Data availability and reproducibility: The raw gene expression data from Tokai University are not publicly available due to patient data protection policies and are only accessible upon reasonable request. This limits independent verification of the neural network models. Additionally, exact replication requires matching the same random number initialization, data order, variable order, and procedure settings, which adds practical barriers to reproducibility.
Limited subgroup analyses: The 7-gene signature did not retain prognostic significance in EBER-positive cases (only 19 of 98 cases) or in high-grade B-cell lymphoma with MYC/BCL2/BCL6 rearrangements (only 11 cases). These subgroups were likely too small for meaningful statistical power, and the signature's applicability to these biologically distinct entities remains uncertain.
Multi-center prospective validation: The most immediate next step would be prospective validation of the 7-gene prognostic signature in large, multi-center cohorts that include diverse populations beyond Japan and the GSE10846 European/North American series. Such studies could determine whether the signature adds clinical utility beyond the IPI and molecular subtyping in real-world treatment decisions, particularly for selecting patients who may benefit from intensified or novel therapies.
Integration with clinical risk models: While this study showed the 7-gene signature outperformed IPI in multivariate analysis (HR = 5.4 vs. IPI at 6.7% normalized importance in the MLP model), a composite score combining genomic and clinical variables could yield superior risk stratification. Future work could integrate the gene signature with IPI, cell-of-origin classification, MYC/BCL2 rearrangement status, and circulating biomarkers into a unified predictive framework, potentially using ensemble machine learning approaches.
Explainable AI in hematopathology: The authors emphasized that XAI is essential for clinical trust. Advances in model-agnostic explanation methods, such as SHAP (SHapley Additive exPlanations) and LIME (Local Interpretable Model-agnostic Explanations), could provide per-patient feature attributions that are more informative than the global normalized importance rankings used here. Applying these newer XAI techniques to the MLP's predictions could help clinicians understand why a specific patient is classified as high-risk.

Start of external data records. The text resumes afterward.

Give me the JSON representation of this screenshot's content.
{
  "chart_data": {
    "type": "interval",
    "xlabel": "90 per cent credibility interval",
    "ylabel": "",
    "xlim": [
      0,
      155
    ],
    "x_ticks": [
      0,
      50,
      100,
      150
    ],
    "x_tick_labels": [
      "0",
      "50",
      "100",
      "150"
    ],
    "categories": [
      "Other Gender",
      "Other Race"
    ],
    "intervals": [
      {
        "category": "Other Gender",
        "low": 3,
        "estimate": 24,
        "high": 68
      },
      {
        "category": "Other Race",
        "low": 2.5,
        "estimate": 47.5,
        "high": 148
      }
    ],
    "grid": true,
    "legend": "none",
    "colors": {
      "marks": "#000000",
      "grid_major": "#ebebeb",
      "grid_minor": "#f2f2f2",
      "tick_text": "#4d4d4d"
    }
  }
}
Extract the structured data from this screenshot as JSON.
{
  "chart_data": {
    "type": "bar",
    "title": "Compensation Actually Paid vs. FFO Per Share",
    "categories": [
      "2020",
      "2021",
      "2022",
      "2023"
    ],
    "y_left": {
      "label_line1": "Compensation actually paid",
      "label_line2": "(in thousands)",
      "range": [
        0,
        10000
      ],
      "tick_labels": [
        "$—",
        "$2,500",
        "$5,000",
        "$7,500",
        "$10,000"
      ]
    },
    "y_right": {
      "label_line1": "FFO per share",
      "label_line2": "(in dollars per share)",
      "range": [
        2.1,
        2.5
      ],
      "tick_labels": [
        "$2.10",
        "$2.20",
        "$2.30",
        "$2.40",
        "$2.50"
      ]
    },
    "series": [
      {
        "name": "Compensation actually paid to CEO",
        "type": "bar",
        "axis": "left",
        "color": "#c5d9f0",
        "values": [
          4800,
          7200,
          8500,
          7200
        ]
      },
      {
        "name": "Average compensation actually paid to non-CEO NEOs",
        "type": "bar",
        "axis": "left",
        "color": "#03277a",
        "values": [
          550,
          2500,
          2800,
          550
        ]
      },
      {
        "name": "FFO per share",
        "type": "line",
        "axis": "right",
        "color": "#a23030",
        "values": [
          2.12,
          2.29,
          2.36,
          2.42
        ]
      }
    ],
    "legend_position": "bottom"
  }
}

Deeper biological investigation: The study revealed intriguing associations between high-risk genes and the tumor microenvironment, specifically the link between the high-risk group and M2-like tumor-associated macrophages (CD163) and NF-kappa-B activation (MYD88). The MAPK3 association with GCB subtype, despite showing macrophage-like histological expression without correlating with macrophage markers, deserves further functional investigation. Understanding these biological mechanisms could open therapeutic avenues, particularly in the context of checkpoint inhibitor therapy and microenvironment-targeting strategies in DLBCL.